Cancer caused by welding – avoiding damage to health

After cardiovascular diseases, cancer is the second leading cause of death around the world. This fact should come as no surprise. Much more interesting is the fact that every second cancer can be avoided. According to new scientific findings, external risk factors were involved in 44 percent of the test group examined. Besides the consequences of an unhealthy lifestyle such as smoking and alcohol consumption, an important risk factor is everyday working life.

Day in, day out, welders are exposed to carcinogenic substances in the workplace. The list of these substances is long: Nickel compounds and VI-valent chromium compounds have long been classified as carcinogenic. Excessive amounts of smoke and dust can also lead to inflammation of the lungs and, in extreme cases, to cancer. Contact and the health consequences that result can be avoided with the proper protective welding equipment measures. This is an important aspect of cancer prevention because, according to the current Lancet study, tumours in the respiratory tract are by far the most common cause of cancer-related deaths, at 36.9 percent of deaths. The most common cause of this is smoking. But, according to the study, high exposure to harmful substances at the workplace also leads to the formation of tumours. Men, for example, are three times more likely to get lung cancer than women. This suggests that men are more likely to work in places where they are exposed to carcinogens.

Carcinogenic substances in welding

Production halls where welding takes place are among the places where carcinogenic substances can be released. Employees inhale the smoke. The pollutants it contains hit the glandular and connective tissue, the so-called epithelium, of the upper respiratory tract directly. Studies have long proven that welding fumes cause inflammatory processes that can then lead to the formation of lung carcinomas. This is particularly the case when a person is subject to long-term exposure. Scientists suspect that these mechanisms affect not only the epithelium, but also other parts of the airways. To date, this assumption has not been scientifically proven. One thing is certain, however: The pollutants contained in welding fumes are hazardous to health and can even lead to lung cancer.
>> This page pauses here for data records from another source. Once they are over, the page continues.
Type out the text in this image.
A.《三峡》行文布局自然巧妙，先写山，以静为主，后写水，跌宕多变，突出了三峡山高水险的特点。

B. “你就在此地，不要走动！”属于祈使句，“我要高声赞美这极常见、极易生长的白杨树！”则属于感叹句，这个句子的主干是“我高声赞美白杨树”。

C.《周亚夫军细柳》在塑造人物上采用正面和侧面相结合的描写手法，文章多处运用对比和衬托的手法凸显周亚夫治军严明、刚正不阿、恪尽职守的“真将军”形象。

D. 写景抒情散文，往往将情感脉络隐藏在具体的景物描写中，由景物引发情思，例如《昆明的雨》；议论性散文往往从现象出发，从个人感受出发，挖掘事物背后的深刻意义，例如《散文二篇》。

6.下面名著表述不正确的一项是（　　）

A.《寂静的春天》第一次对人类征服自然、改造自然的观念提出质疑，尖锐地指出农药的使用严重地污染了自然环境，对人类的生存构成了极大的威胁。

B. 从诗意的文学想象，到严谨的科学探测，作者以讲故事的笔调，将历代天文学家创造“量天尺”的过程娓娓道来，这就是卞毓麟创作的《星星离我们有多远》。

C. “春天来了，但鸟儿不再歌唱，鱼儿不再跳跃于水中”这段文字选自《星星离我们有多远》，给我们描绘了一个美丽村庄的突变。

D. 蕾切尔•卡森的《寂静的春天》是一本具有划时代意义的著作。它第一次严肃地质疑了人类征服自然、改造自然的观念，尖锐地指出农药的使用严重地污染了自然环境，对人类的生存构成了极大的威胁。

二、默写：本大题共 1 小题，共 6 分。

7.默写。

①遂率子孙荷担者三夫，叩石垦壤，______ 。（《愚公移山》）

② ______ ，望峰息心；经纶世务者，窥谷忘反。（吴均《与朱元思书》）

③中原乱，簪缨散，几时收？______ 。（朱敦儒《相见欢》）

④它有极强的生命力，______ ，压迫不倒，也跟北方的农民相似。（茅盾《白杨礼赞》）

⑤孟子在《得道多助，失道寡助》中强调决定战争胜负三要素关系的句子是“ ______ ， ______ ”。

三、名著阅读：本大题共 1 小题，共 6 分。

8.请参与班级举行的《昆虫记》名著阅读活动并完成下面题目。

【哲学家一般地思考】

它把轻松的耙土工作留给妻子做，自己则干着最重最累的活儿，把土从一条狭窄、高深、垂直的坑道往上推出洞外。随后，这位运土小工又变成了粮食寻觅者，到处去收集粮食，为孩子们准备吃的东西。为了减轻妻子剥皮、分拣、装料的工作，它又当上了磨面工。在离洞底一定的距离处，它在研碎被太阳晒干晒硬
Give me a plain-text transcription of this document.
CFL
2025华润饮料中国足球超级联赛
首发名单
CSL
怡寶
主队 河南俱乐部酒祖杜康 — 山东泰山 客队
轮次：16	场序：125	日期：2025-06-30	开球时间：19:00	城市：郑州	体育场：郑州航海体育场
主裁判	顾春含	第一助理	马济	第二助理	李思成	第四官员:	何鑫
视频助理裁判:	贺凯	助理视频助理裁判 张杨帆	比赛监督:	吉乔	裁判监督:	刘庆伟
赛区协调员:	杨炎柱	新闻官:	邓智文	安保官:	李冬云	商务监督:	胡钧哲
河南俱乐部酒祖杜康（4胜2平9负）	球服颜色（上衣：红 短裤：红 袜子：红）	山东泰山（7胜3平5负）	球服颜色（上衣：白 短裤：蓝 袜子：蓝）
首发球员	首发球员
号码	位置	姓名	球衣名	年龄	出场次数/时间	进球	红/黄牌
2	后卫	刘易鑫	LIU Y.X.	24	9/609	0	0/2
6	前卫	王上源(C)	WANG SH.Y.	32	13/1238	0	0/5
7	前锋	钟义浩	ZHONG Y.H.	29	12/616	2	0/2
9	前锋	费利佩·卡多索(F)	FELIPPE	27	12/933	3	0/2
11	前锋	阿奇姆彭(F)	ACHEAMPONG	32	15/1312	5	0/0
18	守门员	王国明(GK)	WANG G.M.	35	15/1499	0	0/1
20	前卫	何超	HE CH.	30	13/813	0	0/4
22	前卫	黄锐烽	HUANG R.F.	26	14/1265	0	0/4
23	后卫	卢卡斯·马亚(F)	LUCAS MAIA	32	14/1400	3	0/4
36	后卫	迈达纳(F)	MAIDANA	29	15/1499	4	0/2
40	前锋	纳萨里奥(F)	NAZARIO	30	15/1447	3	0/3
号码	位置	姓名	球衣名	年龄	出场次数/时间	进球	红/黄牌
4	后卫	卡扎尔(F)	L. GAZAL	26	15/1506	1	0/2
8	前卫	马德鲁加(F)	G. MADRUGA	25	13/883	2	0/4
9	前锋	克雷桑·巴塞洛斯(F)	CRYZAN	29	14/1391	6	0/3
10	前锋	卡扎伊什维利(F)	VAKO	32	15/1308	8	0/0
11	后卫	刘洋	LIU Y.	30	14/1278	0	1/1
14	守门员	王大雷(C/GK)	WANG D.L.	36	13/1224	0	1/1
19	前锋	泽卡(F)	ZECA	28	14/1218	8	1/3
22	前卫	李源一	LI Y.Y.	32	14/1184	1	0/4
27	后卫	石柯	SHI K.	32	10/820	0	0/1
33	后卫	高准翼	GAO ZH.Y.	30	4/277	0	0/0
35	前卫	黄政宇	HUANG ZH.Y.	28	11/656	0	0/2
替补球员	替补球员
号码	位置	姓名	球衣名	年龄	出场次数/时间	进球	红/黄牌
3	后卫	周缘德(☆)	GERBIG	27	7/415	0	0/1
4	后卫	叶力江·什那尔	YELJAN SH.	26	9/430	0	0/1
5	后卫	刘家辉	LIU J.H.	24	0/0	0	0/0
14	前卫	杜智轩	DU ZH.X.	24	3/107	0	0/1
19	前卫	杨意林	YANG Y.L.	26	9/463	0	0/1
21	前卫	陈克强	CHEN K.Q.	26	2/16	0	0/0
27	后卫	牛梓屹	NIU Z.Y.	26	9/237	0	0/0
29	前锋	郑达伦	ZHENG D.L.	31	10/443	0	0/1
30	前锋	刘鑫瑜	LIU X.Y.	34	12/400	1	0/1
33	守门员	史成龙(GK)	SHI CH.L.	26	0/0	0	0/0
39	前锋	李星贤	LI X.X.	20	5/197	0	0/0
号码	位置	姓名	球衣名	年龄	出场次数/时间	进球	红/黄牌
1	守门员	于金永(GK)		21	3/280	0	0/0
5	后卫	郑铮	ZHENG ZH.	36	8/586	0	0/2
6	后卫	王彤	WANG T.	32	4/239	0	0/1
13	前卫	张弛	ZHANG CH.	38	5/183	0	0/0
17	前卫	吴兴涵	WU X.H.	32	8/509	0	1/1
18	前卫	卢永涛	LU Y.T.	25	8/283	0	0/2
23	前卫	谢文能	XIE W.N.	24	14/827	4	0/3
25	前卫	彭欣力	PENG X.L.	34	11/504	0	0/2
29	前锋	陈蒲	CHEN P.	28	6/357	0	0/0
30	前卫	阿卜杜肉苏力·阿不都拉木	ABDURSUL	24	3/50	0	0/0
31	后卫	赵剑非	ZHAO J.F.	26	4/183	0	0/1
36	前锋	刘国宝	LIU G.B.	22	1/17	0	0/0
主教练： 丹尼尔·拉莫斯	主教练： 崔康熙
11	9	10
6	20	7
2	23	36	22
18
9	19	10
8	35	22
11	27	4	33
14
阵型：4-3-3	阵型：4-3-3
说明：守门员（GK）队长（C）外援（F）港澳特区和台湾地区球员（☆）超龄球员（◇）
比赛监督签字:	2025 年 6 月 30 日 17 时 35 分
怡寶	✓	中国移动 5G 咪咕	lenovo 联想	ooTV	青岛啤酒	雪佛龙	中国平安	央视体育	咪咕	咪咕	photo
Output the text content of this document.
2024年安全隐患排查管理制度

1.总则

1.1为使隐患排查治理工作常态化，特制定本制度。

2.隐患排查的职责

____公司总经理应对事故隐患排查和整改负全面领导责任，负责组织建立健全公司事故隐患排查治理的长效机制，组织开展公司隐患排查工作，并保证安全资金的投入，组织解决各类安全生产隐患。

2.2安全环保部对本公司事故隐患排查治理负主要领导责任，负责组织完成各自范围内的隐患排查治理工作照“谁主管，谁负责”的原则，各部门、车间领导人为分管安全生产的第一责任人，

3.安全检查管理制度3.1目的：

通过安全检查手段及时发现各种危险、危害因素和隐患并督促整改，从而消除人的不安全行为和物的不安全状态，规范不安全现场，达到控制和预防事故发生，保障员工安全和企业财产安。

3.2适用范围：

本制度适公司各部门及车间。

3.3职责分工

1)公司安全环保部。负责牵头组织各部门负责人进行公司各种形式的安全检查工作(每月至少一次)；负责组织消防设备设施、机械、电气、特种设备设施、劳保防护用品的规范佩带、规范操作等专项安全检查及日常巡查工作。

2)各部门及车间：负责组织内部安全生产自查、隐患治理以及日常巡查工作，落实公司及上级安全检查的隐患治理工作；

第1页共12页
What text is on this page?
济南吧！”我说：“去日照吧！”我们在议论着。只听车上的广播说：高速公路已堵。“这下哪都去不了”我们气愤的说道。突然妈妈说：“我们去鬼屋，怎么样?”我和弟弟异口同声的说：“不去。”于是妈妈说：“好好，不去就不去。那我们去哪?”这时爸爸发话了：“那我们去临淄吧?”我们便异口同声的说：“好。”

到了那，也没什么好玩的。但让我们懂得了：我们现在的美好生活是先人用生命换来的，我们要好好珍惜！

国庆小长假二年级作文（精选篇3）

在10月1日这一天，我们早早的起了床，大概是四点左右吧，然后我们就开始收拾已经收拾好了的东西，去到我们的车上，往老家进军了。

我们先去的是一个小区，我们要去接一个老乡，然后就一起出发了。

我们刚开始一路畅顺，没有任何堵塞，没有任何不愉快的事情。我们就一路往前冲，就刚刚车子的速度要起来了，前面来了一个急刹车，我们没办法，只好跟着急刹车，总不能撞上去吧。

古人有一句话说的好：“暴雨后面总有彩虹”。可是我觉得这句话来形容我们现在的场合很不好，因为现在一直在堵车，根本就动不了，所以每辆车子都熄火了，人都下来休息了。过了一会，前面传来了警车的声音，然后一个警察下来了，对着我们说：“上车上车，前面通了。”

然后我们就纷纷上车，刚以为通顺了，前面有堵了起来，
In 2017, the International Agency for Research on Cancer classified welding fumes as carcinogenic. Carcinogenic substances can be released as smoke from coatings and especially the filler material. It should be noted that not every welding process produces the same amount of carcinogenic substances. The electric arc welding of stainless steels is associated with a particularly high load. This produces chromium(VI) and nickel compounds that are particularly harmful to health. Other high-emission processes include metal active gas welding (MAG) and metal inert gas welding (MIG).

How welders protect themselves from carcinogenic substances

To create a working environment as emission-free as possible, the use of extraction units is advisable. Since there are different systems for particularly effective extraction in the area of origin, which is also mandatory for manual welding, users should definitely familiarise themselves with the conditions and the working environment before buying. KEMPER offers the following suction and filter units to protect welders from carcinogenic substances at the workplace:

  • Mobile extraction units with extraction arms for source extraction are suitable for occasional to non-stop operations. With an extraction arm that can be swivelled through 360° and their great mobility, the units create maximum flexibility at the workplace.
  • Stationary extraction units and systems are used at workplaces characterised by a fixed position in the production hall. Ducting systems connect the units with extraction arms, extraction hoods, extraction tables and robot cells.
  • High-vacuum extraction units and systems are suitable for both standalone and multiple workplaces. The pollutants are extracted directly at the welding extraction torch.
  • General ventilation systems are an addition to local exhaust ventilation. They reduce the concentration of hazardous substances in the entire general ventilation system, and this effect benefits all employees.

Whether mobile extraction unit or general ventilation system, the systems protect employees from carcinogenic particles and thus from health risks. Because welding involves many risks that seriously endanger the health of employees. The good news is, however, that if employers use the right equipment, they can protect their employees and create a safe workplace.